I could say ‘I rest my case’, because my earlier example from Battlestar Galactica corresponds exactly to professor Jong-in’s pronouncement. Needless to point out, all of this has to do with the hype around the (perhaps too soon) much-glorified ‘fourth industrial revolution’, the deleterious implications of which most people don’t have an inkling of in their heady worship of technology. Here is Alex Fitzpatrick (TIME, June 3-10, 2019, p. 35), answering the question: ‘Are there any downsides to 5G?’:
Privacy advocates worry that 5G could make it easier for law enforcement and others to track a person’s whereabouts with pinpoint precision as their phone connects to multiple cells. They also have concerns about its potential to greatly improve facial-recognition software. However, conspiracy theories circulating online claiming that 5G signals have been linked to cancer have no basis in science.’
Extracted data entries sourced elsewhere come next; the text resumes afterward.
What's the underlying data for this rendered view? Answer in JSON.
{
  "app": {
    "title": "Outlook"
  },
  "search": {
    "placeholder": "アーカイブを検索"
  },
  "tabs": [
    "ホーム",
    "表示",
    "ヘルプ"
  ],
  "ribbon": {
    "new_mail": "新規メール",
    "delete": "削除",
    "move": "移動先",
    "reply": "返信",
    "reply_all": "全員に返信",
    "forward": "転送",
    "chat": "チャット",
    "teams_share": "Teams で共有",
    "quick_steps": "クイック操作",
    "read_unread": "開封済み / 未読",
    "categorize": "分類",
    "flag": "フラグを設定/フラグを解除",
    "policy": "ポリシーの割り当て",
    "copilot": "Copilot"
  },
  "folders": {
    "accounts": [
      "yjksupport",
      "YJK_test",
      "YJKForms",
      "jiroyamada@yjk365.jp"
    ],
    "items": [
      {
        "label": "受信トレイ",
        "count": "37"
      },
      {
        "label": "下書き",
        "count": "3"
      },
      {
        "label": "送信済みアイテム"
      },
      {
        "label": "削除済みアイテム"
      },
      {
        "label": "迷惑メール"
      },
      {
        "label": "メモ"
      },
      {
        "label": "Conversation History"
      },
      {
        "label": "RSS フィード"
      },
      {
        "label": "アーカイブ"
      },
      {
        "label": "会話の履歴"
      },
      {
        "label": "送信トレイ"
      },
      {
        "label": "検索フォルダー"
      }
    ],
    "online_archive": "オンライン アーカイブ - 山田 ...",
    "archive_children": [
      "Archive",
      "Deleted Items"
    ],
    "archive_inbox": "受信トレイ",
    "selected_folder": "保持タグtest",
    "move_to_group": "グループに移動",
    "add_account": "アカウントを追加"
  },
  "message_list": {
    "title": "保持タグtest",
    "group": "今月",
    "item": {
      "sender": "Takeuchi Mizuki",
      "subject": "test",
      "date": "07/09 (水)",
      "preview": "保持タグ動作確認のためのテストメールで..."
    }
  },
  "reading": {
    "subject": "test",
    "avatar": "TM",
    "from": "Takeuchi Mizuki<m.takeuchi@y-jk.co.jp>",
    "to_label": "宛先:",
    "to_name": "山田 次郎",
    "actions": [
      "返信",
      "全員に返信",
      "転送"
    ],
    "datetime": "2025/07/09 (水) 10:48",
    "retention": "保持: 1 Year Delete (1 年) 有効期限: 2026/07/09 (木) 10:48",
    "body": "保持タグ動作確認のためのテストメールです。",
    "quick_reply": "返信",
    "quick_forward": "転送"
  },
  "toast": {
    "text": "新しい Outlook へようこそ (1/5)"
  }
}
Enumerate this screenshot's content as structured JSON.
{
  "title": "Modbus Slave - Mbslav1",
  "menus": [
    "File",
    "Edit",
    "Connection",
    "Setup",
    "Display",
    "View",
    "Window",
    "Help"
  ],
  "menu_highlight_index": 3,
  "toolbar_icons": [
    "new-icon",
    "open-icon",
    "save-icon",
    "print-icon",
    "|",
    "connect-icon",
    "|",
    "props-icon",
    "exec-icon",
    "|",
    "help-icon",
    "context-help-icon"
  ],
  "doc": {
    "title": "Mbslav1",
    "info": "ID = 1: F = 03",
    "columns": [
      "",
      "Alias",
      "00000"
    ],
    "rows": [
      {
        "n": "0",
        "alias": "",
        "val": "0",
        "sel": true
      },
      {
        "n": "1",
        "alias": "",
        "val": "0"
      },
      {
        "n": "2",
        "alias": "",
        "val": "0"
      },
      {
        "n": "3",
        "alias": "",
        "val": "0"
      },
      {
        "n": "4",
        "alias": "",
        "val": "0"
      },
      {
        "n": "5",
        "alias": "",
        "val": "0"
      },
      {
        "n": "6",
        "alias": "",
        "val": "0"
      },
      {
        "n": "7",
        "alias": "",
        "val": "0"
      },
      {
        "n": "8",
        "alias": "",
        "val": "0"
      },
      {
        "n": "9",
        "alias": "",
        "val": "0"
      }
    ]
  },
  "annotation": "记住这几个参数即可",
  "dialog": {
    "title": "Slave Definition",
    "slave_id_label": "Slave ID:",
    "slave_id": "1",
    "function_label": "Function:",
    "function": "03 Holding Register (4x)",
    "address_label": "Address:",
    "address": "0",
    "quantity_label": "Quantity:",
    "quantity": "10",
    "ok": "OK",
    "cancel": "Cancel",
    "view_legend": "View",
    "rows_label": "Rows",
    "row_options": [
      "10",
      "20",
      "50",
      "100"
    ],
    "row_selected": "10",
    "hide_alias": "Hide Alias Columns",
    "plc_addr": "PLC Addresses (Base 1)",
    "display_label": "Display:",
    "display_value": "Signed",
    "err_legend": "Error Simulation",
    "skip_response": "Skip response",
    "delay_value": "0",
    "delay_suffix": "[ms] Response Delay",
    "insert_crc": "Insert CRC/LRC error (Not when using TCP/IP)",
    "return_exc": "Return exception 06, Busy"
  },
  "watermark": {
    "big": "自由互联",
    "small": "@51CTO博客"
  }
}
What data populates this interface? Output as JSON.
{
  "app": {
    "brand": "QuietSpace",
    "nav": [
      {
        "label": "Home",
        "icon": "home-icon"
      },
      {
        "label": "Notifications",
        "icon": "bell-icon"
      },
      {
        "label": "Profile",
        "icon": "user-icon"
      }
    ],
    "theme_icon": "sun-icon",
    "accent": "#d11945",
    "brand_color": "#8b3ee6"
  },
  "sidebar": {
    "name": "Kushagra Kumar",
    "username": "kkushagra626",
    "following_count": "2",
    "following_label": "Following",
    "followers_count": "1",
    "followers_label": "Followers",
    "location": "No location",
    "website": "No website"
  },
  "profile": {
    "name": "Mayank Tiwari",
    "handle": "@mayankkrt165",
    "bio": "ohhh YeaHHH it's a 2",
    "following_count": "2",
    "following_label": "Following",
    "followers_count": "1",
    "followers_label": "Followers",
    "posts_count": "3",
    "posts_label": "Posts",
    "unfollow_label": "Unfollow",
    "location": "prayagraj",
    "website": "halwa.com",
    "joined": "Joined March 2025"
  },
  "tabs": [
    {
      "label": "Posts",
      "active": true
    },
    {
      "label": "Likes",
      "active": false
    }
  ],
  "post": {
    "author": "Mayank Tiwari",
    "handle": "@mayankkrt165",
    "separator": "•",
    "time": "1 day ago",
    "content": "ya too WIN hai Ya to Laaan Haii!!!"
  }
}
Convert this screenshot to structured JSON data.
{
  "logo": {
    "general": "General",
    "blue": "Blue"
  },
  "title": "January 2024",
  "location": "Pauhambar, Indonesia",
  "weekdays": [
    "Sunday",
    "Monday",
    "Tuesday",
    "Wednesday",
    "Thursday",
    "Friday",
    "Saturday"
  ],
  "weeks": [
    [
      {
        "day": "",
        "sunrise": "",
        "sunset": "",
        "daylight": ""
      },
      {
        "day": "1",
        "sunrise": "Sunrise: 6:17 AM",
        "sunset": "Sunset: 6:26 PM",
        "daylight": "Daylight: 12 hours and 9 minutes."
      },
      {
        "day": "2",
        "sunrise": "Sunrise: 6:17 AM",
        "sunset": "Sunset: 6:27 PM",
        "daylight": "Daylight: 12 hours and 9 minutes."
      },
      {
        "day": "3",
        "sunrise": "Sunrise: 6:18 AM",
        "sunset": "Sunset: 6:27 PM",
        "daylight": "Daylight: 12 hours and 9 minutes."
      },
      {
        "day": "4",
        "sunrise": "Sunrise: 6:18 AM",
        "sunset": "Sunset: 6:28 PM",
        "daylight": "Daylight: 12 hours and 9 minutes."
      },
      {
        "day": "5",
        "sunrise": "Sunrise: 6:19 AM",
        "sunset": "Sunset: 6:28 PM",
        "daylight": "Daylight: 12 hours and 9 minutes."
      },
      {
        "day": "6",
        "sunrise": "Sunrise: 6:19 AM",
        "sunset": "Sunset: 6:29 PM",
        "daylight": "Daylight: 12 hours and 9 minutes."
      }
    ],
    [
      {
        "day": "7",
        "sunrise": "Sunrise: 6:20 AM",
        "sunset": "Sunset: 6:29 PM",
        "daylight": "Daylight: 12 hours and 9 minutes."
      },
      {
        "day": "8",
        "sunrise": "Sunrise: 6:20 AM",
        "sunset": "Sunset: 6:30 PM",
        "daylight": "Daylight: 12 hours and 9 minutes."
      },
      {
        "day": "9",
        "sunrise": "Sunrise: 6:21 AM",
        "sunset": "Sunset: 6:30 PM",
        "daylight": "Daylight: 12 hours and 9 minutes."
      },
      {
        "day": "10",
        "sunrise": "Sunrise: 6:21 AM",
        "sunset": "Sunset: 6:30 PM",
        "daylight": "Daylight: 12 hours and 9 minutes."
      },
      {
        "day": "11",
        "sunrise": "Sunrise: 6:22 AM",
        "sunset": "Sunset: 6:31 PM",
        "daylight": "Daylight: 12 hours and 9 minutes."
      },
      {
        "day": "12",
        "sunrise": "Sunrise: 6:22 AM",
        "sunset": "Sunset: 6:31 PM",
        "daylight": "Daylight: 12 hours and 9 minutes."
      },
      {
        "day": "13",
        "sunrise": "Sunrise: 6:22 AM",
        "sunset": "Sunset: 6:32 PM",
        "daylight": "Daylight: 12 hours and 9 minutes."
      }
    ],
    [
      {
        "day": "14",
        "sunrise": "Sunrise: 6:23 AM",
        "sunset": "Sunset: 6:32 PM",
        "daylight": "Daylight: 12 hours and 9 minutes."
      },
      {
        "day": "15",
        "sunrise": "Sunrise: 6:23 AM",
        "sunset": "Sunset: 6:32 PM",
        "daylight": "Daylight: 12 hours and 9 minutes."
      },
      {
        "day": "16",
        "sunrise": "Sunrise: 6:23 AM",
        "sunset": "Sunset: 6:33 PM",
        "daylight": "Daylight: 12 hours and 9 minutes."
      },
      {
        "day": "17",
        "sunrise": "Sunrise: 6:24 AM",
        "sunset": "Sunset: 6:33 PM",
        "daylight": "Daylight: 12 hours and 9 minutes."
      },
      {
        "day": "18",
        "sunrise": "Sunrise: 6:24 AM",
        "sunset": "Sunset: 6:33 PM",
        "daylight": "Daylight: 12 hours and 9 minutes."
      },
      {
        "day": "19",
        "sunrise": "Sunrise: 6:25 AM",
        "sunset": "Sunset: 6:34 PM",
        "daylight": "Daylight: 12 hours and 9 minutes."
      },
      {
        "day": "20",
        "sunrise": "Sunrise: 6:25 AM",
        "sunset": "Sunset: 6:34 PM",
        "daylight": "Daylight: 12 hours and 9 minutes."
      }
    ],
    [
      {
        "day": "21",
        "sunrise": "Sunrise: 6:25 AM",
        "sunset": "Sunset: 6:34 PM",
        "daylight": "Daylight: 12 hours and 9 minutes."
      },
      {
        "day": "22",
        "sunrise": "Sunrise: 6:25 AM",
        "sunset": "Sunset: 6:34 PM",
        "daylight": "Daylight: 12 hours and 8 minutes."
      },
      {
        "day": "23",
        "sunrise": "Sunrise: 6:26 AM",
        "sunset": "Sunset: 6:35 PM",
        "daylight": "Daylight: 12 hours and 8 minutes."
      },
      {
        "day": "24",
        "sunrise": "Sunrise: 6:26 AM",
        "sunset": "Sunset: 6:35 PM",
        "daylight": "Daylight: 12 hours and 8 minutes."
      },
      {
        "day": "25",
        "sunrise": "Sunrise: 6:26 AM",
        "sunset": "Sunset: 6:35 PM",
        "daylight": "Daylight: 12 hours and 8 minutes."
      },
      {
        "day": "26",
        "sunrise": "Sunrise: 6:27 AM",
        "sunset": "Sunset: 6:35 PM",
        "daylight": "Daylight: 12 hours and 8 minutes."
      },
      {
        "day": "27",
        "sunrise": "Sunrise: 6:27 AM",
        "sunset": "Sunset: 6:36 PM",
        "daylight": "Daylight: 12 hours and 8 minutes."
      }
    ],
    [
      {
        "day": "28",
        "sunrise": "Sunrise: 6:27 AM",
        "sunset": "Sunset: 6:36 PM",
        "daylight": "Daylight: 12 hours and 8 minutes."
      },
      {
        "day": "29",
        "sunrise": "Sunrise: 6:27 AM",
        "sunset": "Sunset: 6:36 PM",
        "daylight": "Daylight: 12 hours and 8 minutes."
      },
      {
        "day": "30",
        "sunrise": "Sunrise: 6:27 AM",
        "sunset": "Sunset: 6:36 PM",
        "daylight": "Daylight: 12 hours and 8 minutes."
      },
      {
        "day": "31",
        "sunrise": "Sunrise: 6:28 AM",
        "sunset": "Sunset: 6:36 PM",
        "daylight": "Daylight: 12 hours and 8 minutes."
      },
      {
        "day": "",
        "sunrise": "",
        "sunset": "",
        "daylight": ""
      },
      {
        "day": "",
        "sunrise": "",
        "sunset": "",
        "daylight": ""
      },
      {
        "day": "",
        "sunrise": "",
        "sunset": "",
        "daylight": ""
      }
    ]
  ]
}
If one considers that scientists have pointed out that we form part of the first massive experiment worldwide, to determine what the effects of concentrated microwaves on our brains are (I listened to a conversation among physicists on this topic on BBC a few years ago), then the last sentence in this quotation is a bit premature. After all, as Fitzpatrick also points out, 5G ‘requires towns and cities to set up a much higher number of small cells, or short-range transmitters, to provide the same geographic coverage as 4G.
And this question only pertains to our physical health; as far as 5G’s capacity for surveillance of private citizens’ every move is concerned, it will add to the negative psychological implications of the massive technical surveillance that already exists, of which Shoshana Zuboff wrote in Surveillance Capitalism. Unsurprisingly, however, people seem to be ready to assist all those agencies, corporate as well as governmental, who require of them to submit to their technologically enabled prying, by cheerfully surrendering their own freedom. They should think twice.